Approach: Using a Hash Table (or Set)

1. Create a Hash Table (or Set): We first create a hash table (or set) to store the unique elements from one of the input arrays (let's say nums1). A hash table provides efficient O(1) average-case lookup time. Sets in many languages offer similar functionality.

2. Iterate and Check: We then iterate through the second array (nums2). For each element in nums2, we check if it exists in the hash table created in step 1.

3. Add to Result: If an element from nums2 is found in the hash table, it means it's present in both arrays. We add this element to the result array (ensuring uniqueness by using a set or checking before adding).

4. Return Result: Finally, we return the result array containing the unique intersection elements.

Time and Space Complexity Analysis

• Time Complexity: O(m + n), where 'm' is the length of nums1 and 'n' is the length of nums2. This is because we iterate through each array once. Hash table lookups are on average O(1).

• Space Complexity: O(min(m, n)). In the worst case, the hash table will store all unique elements from the smaller of the two input arrays.

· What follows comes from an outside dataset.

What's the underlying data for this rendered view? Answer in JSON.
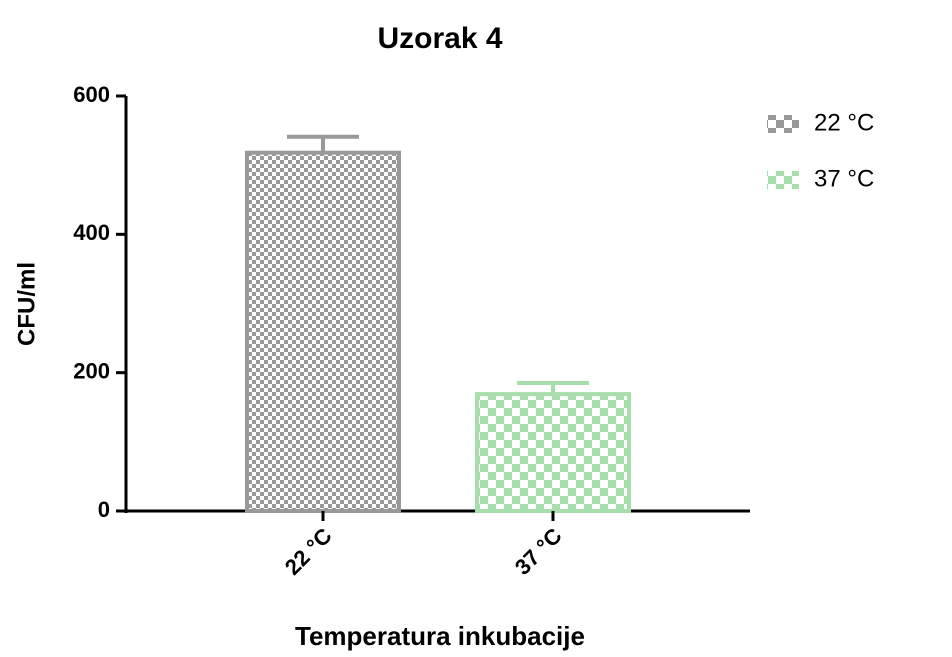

Code Implementation in Various Languages

The following code examples demonstrate the solution using different programming languages. They all follow the same basic approach described above:

Python:

class Solution:
    def intersection(self, nums1: List[int], nums2: List[int]) -> List[int]:
        set1 = set(nums1)  # Create a set from nums1 for efficient lookups
        result = set()      # Use a set to ensure uniqueness in the result
 
        for num in nums2:
            if num in set1:
                result.add(num)
 
        return list(result) # Convert the set back to a list for output

Java:

import java.util.HashSet;
import java.util.Set;
import java.util.ArrayList;
import java.util.List;
 
class Solution {
    public int[] intersection(int[] nums1, int[] nums2) {
        Set<Integer> set1 = new HashSet<>();
        for (int num : nums1) {
            set1.add(num);
        }
 
        Set<Integer> result = new HashSet<>();
        for (int num : nums2) {
            if (set1.contains(num)) {
                result.add(num);
            }
        }
 
        int[] resultArray = new int[result.size()];
        int i = 0;
        for (int num : result) {
            resultArray[i++] = num;
        }
        return resultArray;
    }
}

JavaScript:

/**
 * @param {number[]} nums1
 * @param {number[]} nums2
 * @return {number[]}
 */
var intersection = function(nums1, nums2) {
    const set1 = new Set(nums1);
    const result = new Set();
 
    for (const num of nums2) {
        if (set1.has(num)) {
            result.add(num);
        }
    }
 
    return Array.from(result);
};

C++:

#include <vector>
#include <unordered_set>
 
class Solution {
public:
    std::vector<int> intersection(std::vector<int>& nums1, std::vector<int>& nums2) {
        std::unordered_set<int> set1(nums1.begin(), nums1.end());
        std::unordered_set<int> result;
 
        for (int num : nums2) {
            if (set1.count(num)) {
                result.insert(num);
            }
        }
 
        return std::vector<int>(result.begin(), result.end());
    }
};

These examples highlight the core logic. Adaptations might be needed for other languages, but the fundamental approach remains consistent. The use of sets/hash tables is crucial for achieving the optimal time complexity.